I wanted to share my story (as ridiculous as it is) in the hope that it can help someone in a similar situation. Focusing on personal development is important but it can lead us to fall into certain traps that I think we should all actively avoid:
The ‘death by to-do-list’ trap
For others, self-help has led us to always do the most, to the point where it is counter productive. That’s what I call ‘death by to-do-lists’ which is a trap that many fall into. This was my case and I am still striving for BALANCE every single day. So far, I have not ended up on a hospital because of a list again, so I think I am doing all right. The best advice that I can give you though, is to take it one day at a time and then be done with the day: don’t torture yourself on what more you could’ve done. Tomorrow is another day, that you can look forward to in time. But tonight, we give thanks & we rest.
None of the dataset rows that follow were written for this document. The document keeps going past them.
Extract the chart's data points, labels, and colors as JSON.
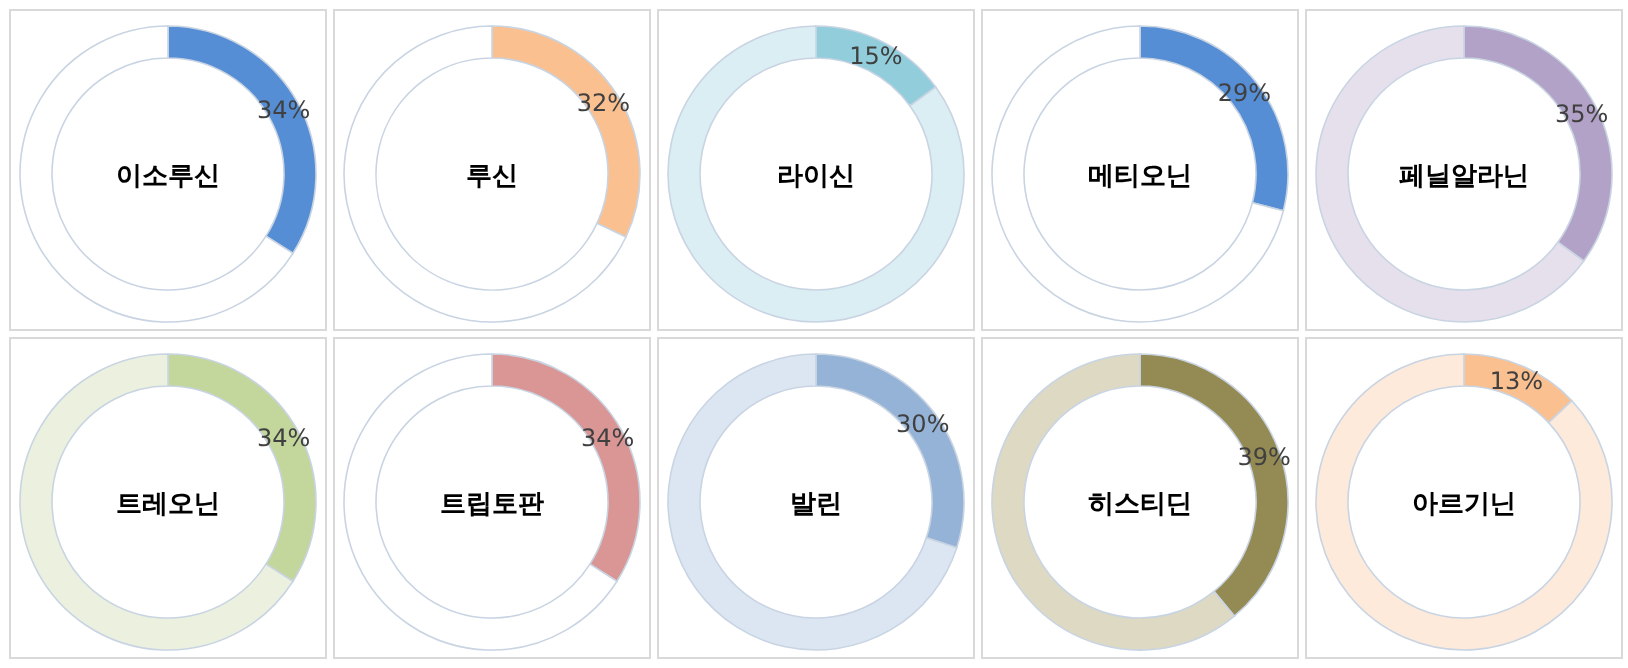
{
  "chart_data": [
    {
      "type": "donut",
      "title": "이소루신",
      "categories": [
        null,
        null
      ],
      "values": [
        34,
        66
      ],
      "colors": [
        "#558ed5",
        "#ffffff"
      ],
      "value_labels": [
        "34%",
        null
      ]
    },
    {
      "type": "donut",
      "title": "루신",
      "categories": [
        null,
        null
      ],
      "values": [
        32,
        68
      ],
      "colors": [
        "#fac090",
        "#ffffff"
      ],
      "value_labels": [
        "32%",
        null
      ]
    },
    {
      "type": "donut",
      "title": "라이신",
      "categories": [
        null,
        null
      ],
      "values": [
        15,
        85
      ],
      "colors": [
        "#92cddc",
        "#dbeef3"
      ],
      "value_labels": [
        "15%",
        null
      ]
    },
    {
      "type": "donut",
      "title": "메티오닌",
      "categories": [
        null,
        null
      ],
      "values": [
        29,
        71
      ],
      "colors": [
        "#558ed5",
        "#ffffff"
      ],
      "value_labels": [
        "29%",
        null
      ]
    },
    {
      "type": "donut",
      "title": "페닐알라닌",
      "categories": [
        null,
        null
      ],
      "values": [
        35,
        65
      ],
      "colors": [
        "#b3a2c7",
        "#e5e0ec"
      ],
      "value_labels": [
        "35%",
        null
      ]
    },
    {
      "type": "donut",
      "title": "트레오닌",
      "categories": [
        null,
        null
      ],
      "values": [
        34,
        66
      ],
      "colors": [
        "#c3d69b",
        "#ebf1de"
      ],
      "value_labels": [
        "34%",
        null
      ]
    },
    {
      "type": "donut",
      "title": "트립토판",
      "categories": [
        null,
        null
      ],
      "values": [
        34,
        66
      ],
      "colors": [
        "#d99694",
        "#ffffff"
      ],
      "value_labels": [
        "34%",
        null
      ]
    },
    {
      "type": "donut",
      "title": "발린",
      "categories": [
        null,
        null
      ],
      "values": [
        30,
        70
      ],
      "colors": [
        "#95b3d7",
        "#dce6f2"
      ],
      "value_labels": [
        "30%",
        null
      ]
    },
    {
      "type": "donut",
      "title": "히스티딘",
      "categories": [
        null,
        null
      ],
      "values": [
        39,
        61
      ],
      "colors": [
        "#948a54",
        "#ddd9c3"
      ],
      "value_labels": [
        "39%",
        null
      ]
    },
    {
      "type": "donut",
      "title": "아르기닌",
      "categories": [
        null,
        null
      ],
      "values": [
        13,
        87
      ],
      "colors": [
        "#fac090",
        "#fdeada"
      ],
      "value_labels": [
        "13%",
        null
      ]
    }
  ]
}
The ‘Forbes 30 under 30’ trap
I have always dreamt of appearing on ‘Forbes 30 under 30’ list: to me it’s one of the highest public acknowledgment of success. I became obsessed with the idea, to the point where I thought what project could get me on this list one day, which was unsustainable. Because what happens once you make it on the list? Or if you don’t make it? Life does not end once you have achieved an intended outcome or reached a goal. That’s where I feel personal development can be a trap, because it’s always by goals ticking and bucket lists etc. which makes us forget how to enjoy the process on the daily. Whether it’s the Forbes 30 under 30 list, or anything else, we should not be attached to the outcome more than we enjoy the process.
The #GOALS trap
We spend a lot of time talking about our dreams and goals, instead of actively working on them. We make it all pretty on vision boards, and tweet so much about it, that it gives us a false sense of completion. However, there is no substitute for hard work. Positive affirmations is here to keep you going mentally or spiritual, but it does not replace the actual sweat, tears and blood that come from putting in the work.
The dependence trap
One of the scariest thing about self-help, is that we can become dependent on seeking help and motivation from books, podcasts, talks, seminars etc. To the point that our own voice is no longer first. It’s good to ask for help, but the whole point of SELF-help, is to be of assistance to oneself, and not completely rely on a personal development guru to guide you. The books, the workshops, the podcasts, the TedTalks etc… these are great resources, but only you have the answer to what is right for you. So don’t kill yourself trying every routines out there or following a million of tips and advices. You can do great just without.
As I am still trying to find balance in my personal development journey, I cannot tell you what to do, but I can share what I have learnt so far in the hope that we can help each other!